We developed a device for this, for which we even stayed in the hospital. Sepsis is also one of the diseases that needs micro attention The field is booming and we have made some real progress. Few researchers in China have published about this but, they had a different approach. So it would be great if a single device that can measure all the gases could be invented.

What is going to be the next big step in Microfluidics?

I think it is creating artificial organs such as heart, lever, lungs etc.- Organ on Chip. These microfluidic devices would mimic the functions of organs. Some devices are being made to replicate liver and the organs are to be developed. It would take time to realize to build these artificial organs. However, once developed, this would have tremendous effect on various other fields such as drug development etc. which currently has a very large cycle time. Seeing through the eyes of science, isn’t making lungs easy? It doesn’t involve any complicated reactions as it is just a mixing chamber.

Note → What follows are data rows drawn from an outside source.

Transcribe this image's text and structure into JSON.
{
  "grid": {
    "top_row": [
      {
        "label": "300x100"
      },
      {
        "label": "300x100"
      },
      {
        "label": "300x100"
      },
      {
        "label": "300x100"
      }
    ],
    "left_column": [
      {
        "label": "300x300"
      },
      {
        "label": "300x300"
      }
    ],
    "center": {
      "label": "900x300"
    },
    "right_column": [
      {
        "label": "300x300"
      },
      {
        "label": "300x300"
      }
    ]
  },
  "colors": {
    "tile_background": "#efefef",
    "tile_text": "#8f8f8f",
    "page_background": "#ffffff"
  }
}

But it’s of great difficulty as the chip should accurately represent the structure as well as the functions of organs in the body. All these difficulties need to be crossed.

What do you like more, teaching or mentoring researchers?

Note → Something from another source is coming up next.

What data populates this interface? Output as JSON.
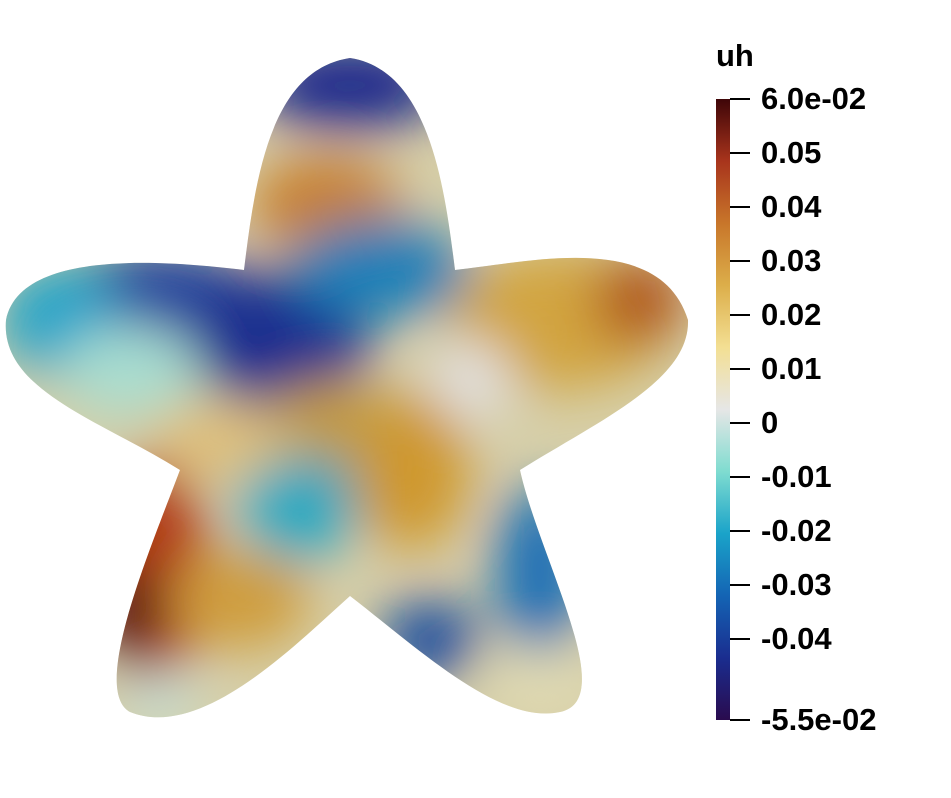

I like teaching. I like interacting with students. Good students are those from whom you learn. Research scholars we get are reasonably good. The quality of incoming students is improving each year. If we can help them reach the correct kind of problem to solve, they can do a lot. Though the minimum threshold for intelligence is needed, willingness, sincerity and perseverance are very much needed for a research scholar. We can mend them to do great work by proper mentoring. During mentoring, either be PhD or DD students, you have to observe and notice what they would really thrive at and mend them in that direction. Seeing them transform from a beginner to the peaking of their thought process when they leave is quite satisfying.

How does teaching students of different years affect your preparation?

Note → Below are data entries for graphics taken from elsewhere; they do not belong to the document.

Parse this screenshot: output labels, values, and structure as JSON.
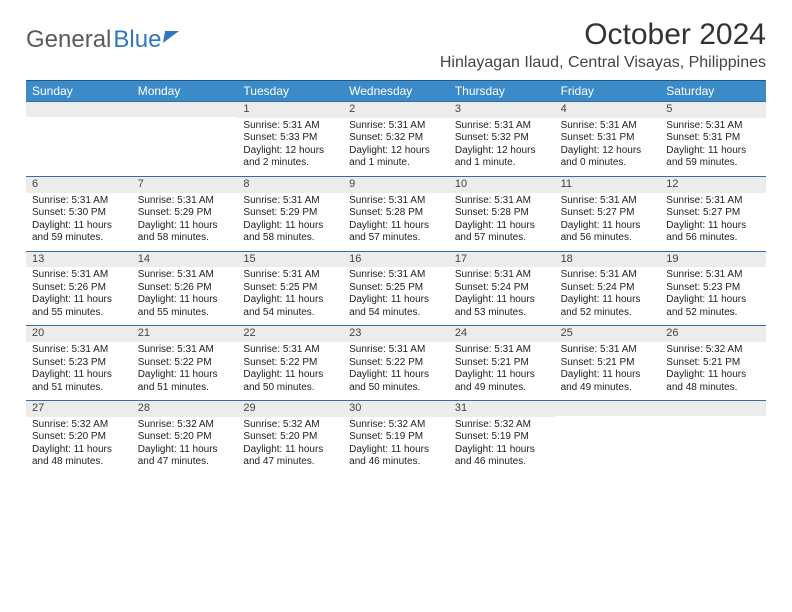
{
  "logo": {
    "part1": "General",
    "part2": "Blue"
  },
  "header": {
    "title": "October 2024",
    "location": "Hinlayagan Ilaud, Central Visayas, Philippines"
  },
  "days_of_week": [
    "Sunday",
    "Monday",
    "Tuesday",
    "Wednesday",
    "Thursday",
    "Friday",
    "Saturday"
  ],
  "colors": {
    "header_bg": "#3b8bc9",
    "header_border": "#1f5a8c",
    "daynum_bg": "#ececec",
    "text": "#222222"
  },
  "fonts": {
    "title_size_pt": 30,
    "location_size_pt": 16,
    "dayheader_size_pt": 12,
    "daynum_size_pt": 11,
    "cell_size_pt": 10
  },
  "weeks": [
    [
      null,
      null,
      {
        "n": "1",
        "rise": "Sunrise: 5:31 AM",
        "set": "Sunset: 5:33 PM",
        "dl1": "Daylight: 12 hours",
        "dl2": "and 2 minutes."
      },
      {
        "n": "2",
        "rise": "Sunrise: 5:31 AM",
        "set": "Sunset: 5:32 PM",
        "dl1": "Daylight: 12 hours",
        "dl2": "and 1 minute."
      },
      {
        "n": "3",
        "rise": "Sunrise: 5:31 AM",
        "set": "Sunset: 5:32 PM",
        "dl1": "Daylight: 12 hours",
        "dl2": "and 1 minute."
      },
      {
        "n": "4",
        "rise": "Sunrise: 5:31 AM",
        "set": "Sunset: 5:31 PM",
        "dl1": "Daylight: 12 hours",
        "dl2": "and 0 minutes."
      },
      {
        "n": "5",
        "rise": "Sunrise: 5:31 AM",
        "set": "Sunset: 5:31 PM",
        "dl1": "Daylight: 11 hours",
        "dl2": "and 59 minutes."
      }
    ],
    [
      {
        "n": "6",
        "rise": "Sunrise: 5:31 AM",
        "set": "Sunset: 5:30 PM",
        "dl1": "Daylight: 11 hours",
        "dl2": "and 59 minutes."
      },
      {
        "n": "7",
        "rise": "Sunrise: 5:31 AM",
        "set": "Sunset: 5:29 PM",
        "dl1": "Daylight: 11 hours",
        "dl2": "and 58 minutes."
      },
      {
        "n": "8",
        "rise": "Sunrise: 5:31 AM",
        "set": "Sunset: 5:29 PM",
        "dl1": "Daylight: 11 hours",
        "dl2": "and 58 minutes."
      },
      {
        "n": "9",
        "rise": "Sunrise: 5:31 AM",
        "set": "Sunset: 5:28 PM",
        "dl1": "Daylight: 11 hours",
        "dl2": "and 57 minutes."
      },
      {
        "n": "10",
        "rise": "Sunrise: 5:31 AM",
        "set": "Sunset: 5:28 PM",
        "dl1": "Daylight: 11 hours",
        "dl2": "and 57 minutes."
      },
      {
        "n": "11",
        "rise": "Sunrise: 5:31 AM",
        "set": "Sunset: 5:27 PM",
        "dl1": "Daylight: 11 hours",
        "dl2": "and 56 minutes."
      },
      {
        "n": "12",
        "rise": "Sunrise: 5:31 AM",
        "set": "Sunset: 5:27 PM",
        "dl1": "Daylight: 11 hours",
        "dl2": "and 56 minutes."
      }
    ],
    [
      {
        "n": "13",
        "rise": "Sunrise: 5:31 AM",
        "set": "Sunset: 5:26 PM",
        "dl1": "Daylight: 11 hours",
        "dl2": "and 55 minutes."
      },
      {
        "n": "14",
        "rise": "Sunrise: 5:31 AM",
        "set": "Sunset: 5:26 PM",
        "dl1": "Daylight: 11 hours",
        "dl2": "and 55 minutes."
      },
      {
        "n": "15",
        "rise": "Sunrise: 5:31 AM",
        "set": "Sunset: 5:25 PM",
        "dl1": "Daylight: 11 hours",
        "dl2": "and 54 minutes."
      },
      {
        "n": "16",
        "rise": "Sunrise: 5:31 AM",
        "set": "Sunset: 5:25 PM",
        "dl1": "Daylight: 11 hours",
        "dl2": "and 54 minutes."
      },
      {
        "n": "17",
        "rise": "Sunrise: 5:31 AM",
        "set": "Sunset: 5:24 PM",
        "dl1": "Daylight: 11 hours",
        "dl2": "and 53 minutes."
      },
      {
        "n": "18",
        "rise": "Sunrise: 5:31 AM",
        "set": "Sunset: 5:24 PM",
        "dl1": "Daylight: 11 hours",
        "dl2": "and 52 minutes."
      },
      {
        "n": "19",
        "rise": "Sunrise: 5:31 AM",
        "set": "Sunset: 5:23 PM",
        "dl1": "Daylight: 11 hours",
        "dl2": "and 52 minutes."
      }
    ],
    [
      {
        "n": "20",
        "rise": "Sunrise: 5:31 AM",
        "set": "Sunset: 5:23 PM",
        "dl1": "Daylight: 11 hours",
        "dl2": "and 51 minutes."
      },
      {
        "n": "21",
        "rise": "Sunrise: 5:31 AM",
        "set": "Sunset: 5:22 PM",
        "dl1": "Daylight: 11 hours",
        "dl2": "and 51 minutes."
      },
      {
        "n": "22",
        "rise": "Sunrise: 5:31 AM",
        "set": "Sunset: 5:22 PM",
        "dl1": "Daylight: 11 hours",
        "dl2": "and 50 minutes."
      },
      {
        "n": "23",
        "rise": "Sunrise: 5:31 AM",
        "set": "Sunset: 5:22 PM",
        "dl1": "Daylight: 11 hours",
        "dl2": "and 50 minutes."
      },
      {
        "n": "24",
        "rise": "Sunrise: 5:31 AM",
        "set": "Sunset: 5:21 PM",
        "dl1": "Daylight: 11 hours",
        "dl2": "and 49 minutes."
      },
      {
        "n": "25",
        "rise": "Sunrise: 5:31 AM",
        "set": "Sunset: 5:21 PM",
        "dl1": "Daylight: 11 hours",
        "dl2": "and 49 minutes."
      },
      {
        "n": "26",
        "rise": "Sunrise: 5:32 AM",
        "set": "Sunset: 5:21 PM",
        "dl1": "Daylight: 11 hours",
        "dl2": "and 48 minutes."
      }
    ],
    [
      {
        "n": "27",
        "rise": "Sunrise: 5:32 AM",
        "set": "Sunset: 5:20 PM",
        "dl1": "Daylight: 11 hours",
        "dl2": "and 48 minutes."
      },
      {
        "n": "28",
        "rise": "Sunrise: 5:32 AM",
        "set": "Sunset: 5:20 PM",
        "dl1": "Daylight: 11 hours",
        "dl2": "and 47 minutes."
      },
      {
        "n": "29",
        "rise": "Sunrise: 5:32 AM",
        "set": "Sunset: 5:20 PM",
        "dl1": "Daylight: 11 hours",
        "dl2": "and 47 minutes."
      },
      {
        "n": "30",
        "rise": "Sunrise: 5:32 AM",
        "set": "Sunset: 5:19 PM",
        "dl1": "Daylight: 11 hours",
        "dl2": "and 46 minutes."
      },
      {
        "n": "31",
        "rise": "Sunrise: 5:32 AM",
        "set": "Sunset: 5:19 PM",
        "dl1": "Daylight: 11 hours",
        "dl2": "and 46 minutes."
      },
      null,
      null
    ]
  ]
}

Teaching 5000/6000 level courses is not so different compared to 1100 ones. I try to do my best in delivering. But sometimes a large class can be too hard to manage, irrespective of the year of study.

How did you choose IITM among all the IITs?

Me choosing IITM was serendipity. When I sent applications to all IITs, only IITM replied with a visiting offer and later a permanent offer. I went through all the vetting processes and accepted the offer. I also got a grant immediately. Also, I had a lot of support and this place was good. So, I stuck with my choice, even though I received callbacks from other IITs after joining here. IIT KGP is near my home Bhubaneswar. I could have chosen that but I stuck with my commitment.

What do you do in the Institute during your free time?

I like walking in the morning. I watch movies in OAT with family. I also go to Gurunath, Zaitoon and the New Academic building cafe. I love walking, especially with this new stadium. IITM is quite lively, except for the occasional, inevitable, monkey attacks.

What are your other hobbies and interests?

I used to play cricket during my B. Tech and after a brief hiatus, I restarted with the friendly faculty vs student match organized by MEA last year.

What would you be doing if you weren’t in academia?

I like growing plants and living by nature. Maybe, I would have been doing that.

One final quote for our students?

I think the students should ask what they really want to do, beyond the whims. Maybe something that is not practically pleasant or momentary. More meaningful decisions are expected from PhD students as they are more mature than undergrads. Ask yourself what you want to do really. Search for bliss and resist whims. Students have a lot of potential but they have to channel it in the right path. You achieve the real satisfaction by achieving a greater accomplishment rather than with the pleasures of temporary distractions. They should have the courage to overcome such distractions.